Wenn wir darum bitten, können wir göttliche Vergebung erlangen. Sollte uns das nicht Vorbild sein?
Nur bedingt – denn selbst wenn man an diese göttliche Verheissung glaubt, lässt sie sich nicht einfach so auf unser Zusammenleben als Menschen übertragen. Vergebungsbereitschaft ist eine Tugend, aber es braucht auch Konfliktfähigkeit, die Kraft, Trennendes auszuhalten, und den Mut, es anzuerkennen. Wer immer gleich verzeiht, nimmt dem anderen vielleicht die Möglichkeit zu bereuen.

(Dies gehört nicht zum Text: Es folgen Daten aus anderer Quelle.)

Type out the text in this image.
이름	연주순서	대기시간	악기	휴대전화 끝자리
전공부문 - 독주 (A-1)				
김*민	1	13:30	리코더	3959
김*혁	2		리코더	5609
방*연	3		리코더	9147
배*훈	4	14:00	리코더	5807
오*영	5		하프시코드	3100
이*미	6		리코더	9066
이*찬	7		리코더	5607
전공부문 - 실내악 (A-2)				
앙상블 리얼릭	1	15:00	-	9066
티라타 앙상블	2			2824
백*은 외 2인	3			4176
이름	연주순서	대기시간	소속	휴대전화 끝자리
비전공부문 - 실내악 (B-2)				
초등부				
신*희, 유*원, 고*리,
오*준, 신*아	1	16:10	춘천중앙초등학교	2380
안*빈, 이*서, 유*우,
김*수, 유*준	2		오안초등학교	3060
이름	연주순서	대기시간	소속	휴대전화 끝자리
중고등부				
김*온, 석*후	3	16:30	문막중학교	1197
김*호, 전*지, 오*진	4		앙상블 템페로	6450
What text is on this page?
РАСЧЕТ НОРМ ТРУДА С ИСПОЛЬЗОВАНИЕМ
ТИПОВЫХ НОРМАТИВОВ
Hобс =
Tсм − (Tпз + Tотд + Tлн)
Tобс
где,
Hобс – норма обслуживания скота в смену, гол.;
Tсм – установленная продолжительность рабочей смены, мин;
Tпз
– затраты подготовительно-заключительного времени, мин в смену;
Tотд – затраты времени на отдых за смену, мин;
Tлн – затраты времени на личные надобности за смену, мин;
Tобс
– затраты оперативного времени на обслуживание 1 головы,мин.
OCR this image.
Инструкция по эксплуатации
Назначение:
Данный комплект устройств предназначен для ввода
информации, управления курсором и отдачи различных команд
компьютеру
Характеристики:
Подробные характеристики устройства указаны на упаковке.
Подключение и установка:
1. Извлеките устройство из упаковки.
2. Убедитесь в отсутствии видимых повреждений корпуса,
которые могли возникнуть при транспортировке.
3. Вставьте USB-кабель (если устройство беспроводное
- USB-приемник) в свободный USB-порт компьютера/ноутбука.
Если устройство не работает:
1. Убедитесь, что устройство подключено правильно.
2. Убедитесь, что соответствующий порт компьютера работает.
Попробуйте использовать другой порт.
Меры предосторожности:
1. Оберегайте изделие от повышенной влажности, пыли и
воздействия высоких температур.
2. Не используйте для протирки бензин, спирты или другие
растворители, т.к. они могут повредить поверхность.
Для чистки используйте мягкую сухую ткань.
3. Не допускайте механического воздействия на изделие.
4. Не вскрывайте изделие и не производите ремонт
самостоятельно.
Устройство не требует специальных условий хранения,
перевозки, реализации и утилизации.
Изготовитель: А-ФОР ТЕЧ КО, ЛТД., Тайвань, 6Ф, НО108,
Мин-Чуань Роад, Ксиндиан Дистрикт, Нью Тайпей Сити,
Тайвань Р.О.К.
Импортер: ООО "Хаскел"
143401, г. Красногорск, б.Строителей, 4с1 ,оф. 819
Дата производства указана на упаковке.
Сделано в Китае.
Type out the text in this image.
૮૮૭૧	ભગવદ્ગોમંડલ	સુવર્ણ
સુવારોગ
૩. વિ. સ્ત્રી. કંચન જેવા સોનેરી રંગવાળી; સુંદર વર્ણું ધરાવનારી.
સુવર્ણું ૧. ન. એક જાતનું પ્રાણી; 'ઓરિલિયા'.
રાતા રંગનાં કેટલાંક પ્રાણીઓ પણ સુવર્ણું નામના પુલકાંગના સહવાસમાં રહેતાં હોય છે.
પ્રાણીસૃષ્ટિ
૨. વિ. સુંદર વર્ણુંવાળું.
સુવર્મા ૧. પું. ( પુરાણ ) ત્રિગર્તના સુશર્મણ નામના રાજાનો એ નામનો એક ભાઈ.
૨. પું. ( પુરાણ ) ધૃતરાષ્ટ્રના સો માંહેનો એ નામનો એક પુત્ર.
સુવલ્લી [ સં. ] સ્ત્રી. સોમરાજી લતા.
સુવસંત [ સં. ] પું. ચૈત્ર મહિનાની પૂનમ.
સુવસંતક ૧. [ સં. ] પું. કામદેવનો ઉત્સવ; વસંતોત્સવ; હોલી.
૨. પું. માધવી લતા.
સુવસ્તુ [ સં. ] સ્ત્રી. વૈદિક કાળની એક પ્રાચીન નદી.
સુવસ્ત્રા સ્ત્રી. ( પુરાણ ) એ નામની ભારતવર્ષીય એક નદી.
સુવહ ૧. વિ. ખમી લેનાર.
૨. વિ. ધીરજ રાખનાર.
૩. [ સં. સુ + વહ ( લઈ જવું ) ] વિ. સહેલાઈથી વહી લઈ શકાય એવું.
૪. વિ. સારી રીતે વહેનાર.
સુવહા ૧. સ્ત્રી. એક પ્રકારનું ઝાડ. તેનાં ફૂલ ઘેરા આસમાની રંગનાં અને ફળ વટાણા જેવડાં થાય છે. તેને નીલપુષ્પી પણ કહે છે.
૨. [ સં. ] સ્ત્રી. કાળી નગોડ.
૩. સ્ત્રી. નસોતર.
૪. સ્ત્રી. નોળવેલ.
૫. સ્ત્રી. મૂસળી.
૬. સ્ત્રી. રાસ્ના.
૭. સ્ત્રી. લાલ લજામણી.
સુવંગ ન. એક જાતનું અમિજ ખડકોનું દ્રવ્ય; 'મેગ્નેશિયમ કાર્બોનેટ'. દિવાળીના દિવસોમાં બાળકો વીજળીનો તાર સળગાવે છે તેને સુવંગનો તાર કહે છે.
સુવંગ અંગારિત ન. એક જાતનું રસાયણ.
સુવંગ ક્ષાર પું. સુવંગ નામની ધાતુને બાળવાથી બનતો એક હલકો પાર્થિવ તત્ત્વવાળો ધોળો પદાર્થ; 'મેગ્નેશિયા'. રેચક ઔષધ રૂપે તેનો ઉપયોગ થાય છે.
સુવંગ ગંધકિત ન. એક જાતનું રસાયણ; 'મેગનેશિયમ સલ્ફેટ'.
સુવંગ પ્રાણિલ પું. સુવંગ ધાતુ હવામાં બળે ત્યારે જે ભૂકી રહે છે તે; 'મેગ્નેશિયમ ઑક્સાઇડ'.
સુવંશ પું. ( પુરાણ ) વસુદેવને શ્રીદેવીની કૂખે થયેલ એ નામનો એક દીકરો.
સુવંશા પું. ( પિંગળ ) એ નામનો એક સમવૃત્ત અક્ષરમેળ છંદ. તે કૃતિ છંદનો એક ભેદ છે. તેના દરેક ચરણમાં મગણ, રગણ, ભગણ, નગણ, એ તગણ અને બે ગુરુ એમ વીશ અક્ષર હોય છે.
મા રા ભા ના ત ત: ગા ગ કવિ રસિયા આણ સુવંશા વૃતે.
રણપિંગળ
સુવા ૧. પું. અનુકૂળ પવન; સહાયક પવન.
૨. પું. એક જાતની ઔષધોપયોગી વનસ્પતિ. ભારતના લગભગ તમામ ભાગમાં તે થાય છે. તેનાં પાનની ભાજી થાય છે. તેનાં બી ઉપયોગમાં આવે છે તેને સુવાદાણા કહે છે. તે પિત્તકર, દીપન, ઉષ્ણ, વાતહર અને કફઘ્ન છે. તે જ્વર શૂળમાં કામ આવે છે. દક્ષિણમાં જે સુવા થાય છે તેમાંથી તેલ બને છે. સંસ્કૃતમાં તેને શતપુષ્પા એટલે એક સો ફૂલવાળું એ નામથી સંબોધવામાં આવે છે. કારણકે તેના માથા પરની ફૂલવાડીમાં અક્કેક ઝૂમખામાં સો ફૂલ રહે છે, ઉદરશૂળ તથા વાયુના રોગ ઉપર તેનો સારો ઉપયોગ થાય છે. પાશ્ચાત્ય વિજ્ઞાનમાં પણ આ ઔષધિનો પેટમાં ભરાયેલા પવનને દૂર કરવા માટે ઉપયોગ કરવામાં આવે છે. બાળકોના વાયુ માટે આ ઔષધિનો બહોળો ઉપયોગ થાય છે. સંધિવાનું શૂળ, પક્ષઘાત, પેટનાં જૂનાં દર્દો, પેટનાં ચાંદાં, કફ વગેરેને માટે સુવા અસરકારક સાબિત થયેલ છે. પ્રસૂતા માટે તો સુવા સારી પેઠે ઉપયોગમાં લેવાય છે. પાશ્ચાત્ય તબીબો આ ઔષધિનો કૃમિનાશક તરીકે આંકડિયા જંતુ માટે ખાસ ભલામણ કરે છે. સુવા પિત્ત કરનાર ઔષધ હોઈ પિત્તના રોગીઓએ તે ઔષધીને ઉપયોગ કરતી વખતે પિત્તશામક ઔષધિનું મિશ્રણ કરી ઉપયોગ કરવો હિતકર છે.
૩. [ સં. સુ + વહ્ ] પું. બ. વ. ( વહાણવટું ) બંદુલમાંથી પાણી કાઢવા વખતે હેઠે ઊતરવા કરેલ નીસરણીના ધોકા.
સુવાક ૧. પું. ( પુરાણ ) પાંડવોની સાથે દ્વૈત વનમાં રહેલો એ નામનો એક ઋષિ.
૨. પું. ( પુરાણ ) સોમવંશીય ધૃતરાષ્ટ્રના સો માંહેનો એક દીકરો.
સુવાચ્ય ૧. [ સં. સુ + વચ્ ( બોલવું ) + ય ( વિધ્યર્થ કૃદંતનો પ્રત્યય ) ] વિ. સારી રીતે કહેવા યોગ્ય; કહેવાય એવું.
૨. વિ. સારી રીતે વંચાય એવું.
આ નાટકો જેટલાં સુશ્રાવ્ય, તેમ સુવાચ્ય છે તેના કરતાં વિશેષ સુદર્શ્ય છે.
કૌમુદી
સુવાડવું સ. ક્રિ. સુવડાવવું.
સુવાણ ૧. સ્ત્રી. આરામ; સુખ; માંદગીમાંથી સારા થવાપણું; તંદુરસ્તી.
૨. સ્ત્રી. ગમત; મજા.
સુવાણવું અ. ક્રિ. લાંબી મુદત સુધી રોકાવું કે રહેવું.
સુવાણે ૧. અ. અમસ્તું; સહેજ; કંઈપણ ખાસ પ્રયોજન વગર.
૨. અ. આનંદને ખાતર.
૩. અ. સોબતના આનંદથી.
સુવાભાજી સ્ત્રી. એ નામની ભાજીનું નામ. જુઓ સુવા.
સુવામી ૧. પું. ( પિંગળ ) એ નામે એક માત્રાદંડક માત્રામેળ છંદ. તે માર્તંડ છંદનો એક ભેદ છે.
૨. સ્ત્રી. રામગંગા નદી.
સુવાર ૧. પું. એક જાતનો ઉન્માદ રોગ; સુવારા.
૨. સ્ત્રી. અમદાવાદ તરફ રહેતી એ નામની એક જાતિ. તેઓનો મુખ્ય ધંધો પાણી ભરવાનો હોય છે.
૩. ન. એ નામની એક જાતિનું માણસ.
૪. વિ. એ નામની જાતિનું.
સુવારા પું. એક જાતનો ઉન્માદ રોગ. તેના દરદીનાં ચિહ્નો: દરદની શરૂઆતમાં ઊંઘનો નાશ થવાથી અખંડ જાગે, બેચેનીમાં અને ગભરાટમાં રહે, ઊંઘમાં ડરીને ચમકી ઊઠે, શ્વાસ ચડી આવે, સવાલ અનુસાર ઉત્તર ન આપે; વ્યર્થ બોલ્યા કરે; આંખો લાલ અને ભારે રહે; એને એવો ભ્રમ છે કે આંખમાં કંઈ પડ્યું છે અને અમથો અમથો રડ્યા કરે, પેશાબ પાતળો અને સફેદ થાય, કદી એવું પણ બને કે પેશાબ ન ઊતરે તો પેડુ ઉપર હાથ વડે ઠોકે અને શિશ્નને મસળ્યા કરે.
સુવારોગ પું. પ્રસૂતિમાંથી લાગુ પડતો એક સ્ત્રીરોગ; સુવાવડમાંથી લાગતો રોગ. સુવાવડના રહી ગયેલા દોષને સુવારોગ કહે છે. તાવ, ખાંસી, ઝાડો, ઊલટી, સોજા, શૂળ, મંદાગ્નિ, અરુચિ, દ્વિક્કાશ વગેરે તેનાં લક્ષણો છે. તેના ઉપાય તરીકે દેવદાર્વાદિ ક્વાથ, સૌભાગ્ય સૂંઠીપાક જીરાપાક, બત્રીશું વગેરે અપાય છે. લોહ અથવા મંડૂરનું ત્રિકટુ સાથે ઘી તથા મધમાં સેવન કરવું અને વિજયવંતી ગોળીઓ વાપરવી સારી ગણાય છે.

Dazu kommt: Verzeihen ist nicht dasselbe wie Versöhnung. Vergebung heisst also nicht unbedingt, dass die Beteiligten danach wieder Freunde sind; sie kann auch einfach eine Trennung erleichtern. Ein Paar, das sich scheiden lässt, kann seine Geschichte nicht ungeschehen machen. Aber beide können das Belastende daran hinter sich lassen, um daraufhin gemeinsam getrennte Wege zu gehen. Wer verzeiht, muss nicht versuchen zu vergessen, was alles geschehen ist. Die Vergangenheit werden wir ohnehin nicht einfach so auf Knopfdruck los, aber wir können eine andere Haltung dazu finden.
Es spricht also durchaus einiges für das Verzeihen.
Absolut. Als Erstes die Tatsache, dass wir alle mitunter Unrecht tun und uns von anderen Vergebungsbereitschaft wünschen. Natürlich gibt es ganz unterschiedliche Arten von Unrecht. Das Spektrum reicht vom banalen Fehlverhalten im Alltag bis hin zu Demütigungen, Misshandlungen, Gewaltausübung sowie Verbrechen. Unabhängig vom Schweregrad der Schuld steht hinter dem Verzeihen jedoch immer eine Haltung der Humanität.